Ermak’s garden

On August 23, 1839, a monument to Ataman Yermak was solemnly unveiled at Cape Chukman. The order to build the monument was given by Nicholas I to commemorate the 250th anniversary of the annexation of Siberia. The project was developed by the academician of architecture A.P. Bryullov, brother of the famous painter Karl Bryullov. The monument consists of a marble pyramidal obelisk of austere color, set on a granite foot. Its weight is 187 tons, and its height is 17 meters.

In 1855 (1856) a garden was planted around the monument.

On July 10, 1891, the monument was examined by the heir to the throne, Tsarevich Nikolai Alexandrovich (future Emperor Nicholas II). He expressed a desire to make the monument more militant. After that, the cannons were dug into the ground, chains were stretched between them.

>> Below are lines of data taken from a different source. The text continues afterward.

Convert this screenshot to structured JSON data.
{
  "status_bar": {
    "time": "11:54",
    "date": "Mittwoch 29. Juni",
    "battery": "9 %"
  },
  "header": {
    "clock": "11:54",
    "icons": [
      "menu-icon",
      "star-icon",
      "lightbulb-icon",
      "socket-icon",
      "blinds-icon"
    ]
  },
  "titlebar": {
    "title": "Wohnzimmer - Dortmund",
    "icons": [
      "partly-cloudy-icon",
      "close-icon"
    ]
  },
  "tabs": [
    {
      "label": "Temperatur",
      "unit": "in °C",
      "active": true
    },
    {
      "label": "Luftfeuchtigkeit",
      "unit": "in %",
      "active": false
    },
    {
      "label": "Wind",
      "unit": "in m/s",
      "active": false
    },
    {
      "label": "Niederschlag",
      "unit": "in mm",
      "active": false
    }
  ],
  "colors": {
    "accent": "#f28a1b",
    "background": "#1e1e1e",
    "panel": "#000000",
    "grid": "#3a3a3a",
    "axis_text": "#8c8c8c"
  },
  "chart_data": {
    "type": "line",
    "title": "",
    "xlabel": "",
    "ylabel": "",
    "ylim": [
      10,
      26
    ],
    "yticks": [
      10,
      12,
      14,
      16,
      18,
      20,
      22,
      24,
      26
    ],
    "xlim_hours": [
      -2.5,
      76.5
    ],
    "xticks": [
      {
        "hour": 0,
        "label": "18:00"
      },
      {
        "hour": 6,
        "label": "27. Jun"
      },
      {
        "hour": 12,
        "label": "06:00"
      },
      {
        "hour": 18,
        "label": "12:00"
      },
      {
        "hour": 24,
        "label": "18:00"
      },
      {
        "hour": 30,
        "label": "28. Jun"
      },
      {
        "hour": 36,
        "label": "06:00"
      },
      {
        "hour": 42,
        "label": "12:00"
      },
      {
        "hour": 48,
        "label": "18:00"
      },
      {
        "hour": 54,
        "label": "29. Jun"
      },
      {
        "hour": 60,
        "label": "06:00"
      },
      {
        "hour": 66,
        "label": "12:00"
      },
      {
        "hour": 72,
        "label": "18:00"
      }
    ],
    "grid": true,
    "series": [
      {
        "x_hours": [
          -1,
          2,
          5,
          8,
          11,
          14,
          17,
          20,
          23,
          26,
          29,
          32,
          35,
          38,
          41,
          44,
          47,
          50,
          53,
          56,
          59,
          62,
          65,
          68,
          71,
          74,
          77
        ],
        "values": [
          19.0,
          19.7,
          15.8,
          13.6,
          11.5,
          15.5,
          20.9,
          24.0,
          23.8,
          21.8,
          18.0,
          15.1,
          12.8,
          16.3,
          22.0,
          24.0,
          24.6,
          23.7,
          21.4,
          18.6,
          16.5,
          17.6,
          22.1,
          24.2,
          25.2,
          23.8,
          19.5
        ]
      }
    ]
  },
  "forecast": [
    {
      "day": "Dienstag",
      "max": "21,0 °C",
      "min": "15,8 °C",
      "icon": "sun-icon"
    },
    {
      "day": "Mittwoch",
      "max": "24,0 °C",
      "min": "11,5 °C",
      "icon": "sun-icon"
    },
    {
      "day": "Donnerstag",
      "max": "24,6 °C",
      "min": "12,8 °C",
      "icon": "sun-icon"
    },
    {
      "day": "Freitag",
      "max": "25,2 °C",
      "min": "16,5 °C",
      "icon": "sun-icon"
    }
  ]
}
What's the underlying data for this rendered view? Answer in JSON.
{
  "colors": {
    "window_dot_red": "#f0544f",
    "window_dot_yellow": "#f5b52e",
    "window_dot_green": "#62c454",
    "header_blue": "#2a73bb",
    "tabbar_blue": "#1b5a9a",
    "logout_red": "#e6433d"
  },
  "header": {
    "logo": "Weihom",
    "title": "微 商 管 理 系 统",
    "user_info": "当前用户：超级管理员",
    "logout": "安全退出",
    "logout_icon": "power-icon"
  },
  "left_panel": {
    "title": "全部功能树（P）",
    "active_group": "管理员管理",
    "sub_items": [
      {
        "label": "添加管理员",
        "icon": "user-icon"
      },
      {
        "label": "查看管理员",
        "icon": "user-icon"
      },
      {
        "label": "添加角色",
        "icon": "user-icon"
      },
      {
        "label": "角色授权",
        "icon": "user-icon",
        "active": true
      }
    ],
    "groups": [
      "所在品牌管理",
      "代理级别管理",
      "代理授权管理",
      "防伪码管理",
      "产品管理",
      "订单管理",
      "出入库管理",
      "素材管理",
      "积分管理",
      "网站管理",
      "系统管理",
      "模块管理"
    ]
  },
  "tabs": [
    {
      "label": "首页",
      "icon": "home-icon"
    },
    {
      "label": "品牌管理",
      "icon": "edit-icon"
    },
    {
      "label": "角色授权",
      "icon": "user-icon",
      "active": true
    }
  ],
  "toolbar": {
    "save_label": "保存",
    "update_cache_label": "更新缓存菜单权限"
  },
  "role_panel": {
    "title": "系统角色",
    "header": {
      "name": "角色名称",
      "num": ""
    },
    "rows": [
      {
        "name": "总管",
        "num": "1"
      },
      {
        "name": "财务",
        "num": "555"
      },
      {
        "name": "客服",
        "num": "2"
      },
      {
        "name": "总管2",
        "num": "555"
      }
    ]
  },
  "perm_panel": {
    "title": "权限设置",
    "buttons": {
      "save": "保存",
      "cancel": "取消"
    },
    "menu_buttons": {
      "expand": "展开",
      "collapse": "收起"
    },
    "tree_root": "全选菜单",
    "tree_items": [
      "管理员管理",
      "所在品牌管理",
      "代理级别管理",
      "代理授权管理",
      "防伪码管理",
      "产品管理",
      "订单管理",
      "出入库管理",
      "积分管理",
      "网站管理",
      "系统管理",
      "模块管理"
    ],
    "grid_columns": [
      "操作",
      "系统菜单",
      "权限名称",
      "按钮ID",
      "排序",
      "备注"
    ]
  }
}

In the twentieth century, two mass graves appeared in the Ermak garden. In one of them lie the Red Army soldiers who died in 1919. In another – the victims of the kulak-Socialist-Revolutionary rebellion (which is now called the “Third Peasant War”) in 1921 (more than 90 people).

As a result of the improvement and reconstruction of the Ermak Garden in 2012, an amphitheater and a unique open-air stage appeared here.